All of this, combined with some “beefed up” investigative reporting teams working on broad, national stories, will be marketed to consumers as community journalism. But what it really is propagating is a scenario known as “ghost papers,” a phrase coined by UNC journalism professor and ardent Pilot fan Penny Abernathy. These papers are mere shadows of what they once were.
Fayetteville once sent reporters and photographers with troops into war zones. Now they barely leave Cumberland County. Other newspapers are suffering a dearth of coverage where it counts: at City Hall, at the police station, the school board meeting room, the community festival grounds. A newsroom spread thin by layoffs to reduce costs can barely cover local news, much less what’s going on in communities the size of Pinehurst or Carthage.
In the Bay Area of San Francisco, there used to be more than 600 journalists covering the multitude of towns and cities there. The San Jose paper alone once had more than 400 journalists. Today, the total number of journalists in the region is down to fewer than 100.
Neil Chase, the former executive editor of the Bay Area News Group, said the corporate owner, a hedge fund, required drastic budget cuts to meet budget goals. In an interview with The New York Times, Chase said, “We gutted those papers by taking the journalism out of them.”
Now is usually when I turn to my guru Yoda, who in direst of times would calmly say, “Always hope there is.”

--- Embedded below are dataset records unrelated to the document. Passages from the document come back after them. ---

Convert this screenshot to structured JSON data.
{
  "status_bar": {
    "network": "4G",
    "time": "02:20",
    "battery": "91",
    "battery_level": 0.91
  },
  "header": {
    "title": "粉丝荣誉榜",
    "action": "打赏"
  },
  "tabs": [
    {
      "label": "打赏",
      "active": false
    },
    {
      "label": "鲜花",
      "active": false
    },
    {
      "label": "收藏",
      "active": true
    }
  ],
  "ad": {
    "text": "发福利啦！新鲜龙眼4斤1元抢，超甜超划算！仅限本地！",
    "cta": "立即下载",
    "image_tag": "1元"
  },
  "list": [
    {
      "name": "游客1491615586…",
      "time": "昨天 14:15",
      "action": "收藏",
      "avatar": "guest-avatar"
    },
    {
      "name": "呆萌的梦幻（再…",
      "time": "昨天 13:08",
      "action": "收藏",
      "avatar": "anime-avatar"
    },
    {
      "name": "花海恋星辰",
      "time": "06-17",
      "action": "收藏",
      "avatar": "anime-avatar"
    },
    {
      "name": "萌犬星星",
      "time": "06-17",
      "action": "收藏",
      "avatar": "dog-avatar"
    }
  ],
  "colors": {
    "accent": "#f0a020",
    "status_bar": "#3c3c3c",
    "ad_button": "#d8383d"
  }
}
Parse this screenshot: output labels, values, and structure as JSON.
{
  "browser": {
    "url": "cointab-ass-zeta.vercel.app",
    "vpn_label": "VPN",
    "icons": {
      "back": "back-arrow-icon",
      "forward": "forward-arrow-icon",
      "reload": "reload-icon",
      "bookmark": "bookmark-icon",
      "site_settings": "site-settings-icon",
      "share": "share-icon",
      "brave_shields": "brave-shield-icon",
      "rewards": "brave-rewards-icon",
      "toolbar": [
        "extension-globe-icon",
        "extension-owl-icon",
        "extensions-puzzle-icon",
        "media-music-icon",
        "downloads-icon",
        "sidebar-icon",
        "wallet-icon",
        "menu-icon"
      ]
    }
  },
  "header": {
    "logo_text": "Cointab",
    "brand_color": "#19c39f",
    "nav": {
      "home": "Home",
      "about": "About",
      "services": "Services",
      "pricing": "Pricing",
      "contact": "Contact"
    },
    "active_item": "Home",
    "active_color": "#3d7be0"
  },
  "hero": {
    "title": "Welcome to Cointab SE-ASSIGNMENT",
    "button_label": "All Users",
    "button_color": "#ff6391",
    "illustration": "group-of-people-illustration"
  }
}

Your community newspaper, The Pilot remains unaffected by all of this — still. We certainly have experienced our share of challenges, but we are healthy and happy. We have hired this year, and not just to replace people who left. Unlike virtually every other newspaper in the nation, our classified advertising is expanding. We are growing into new opportunities across this company every day.
There’s a reason for this, and it’s a business philosophy neatly summarized by Frank Blethen.
Unless you’re from the Seattle area, this name probably means nothing to you. The Blethen family has owned The Seattle Times newspaper since the 19th century.
Blethen has long explained his company’s success over the years with this expression: “We don’t publish newspapers to make money. We make money to publish newspapers.”
Nothing sums up The Pilot better than that. It is only through the success we’ve had over the years with the Moore County telephone directories, our magazine division and, lately, our First Flight digital services agency that allows us to continue providing community journalism to Moore County.
And we are also blessed to have patient, committed owners who do not seek to pull every dollar of profit from the business.
We send reporters to meetings and events in Carthage and Robbins. We still write about high school sports. We’ve maintained coverage of equestrian pursuits. You might think this no big deal until you think of communities across the country that no longer see their news anywhere.
This is not a new subject for me, I know. But it’s worth keeping attention to it. As we look ahead to our 100th year serving this community, we continue seeking new ways to make money so we can print newspapers.
Without this newspaper, how much information would you get on the Pinecrest High School girls soccer team? The Pinehurst Comprehensive Plan? A new courthouse being planned for Carthage? Budget overages for the new schools being built?
All across America, in towns much larger than ours, an unfulfilled craving remains for that kind of information. Last week’s deal isn’t likely to change that.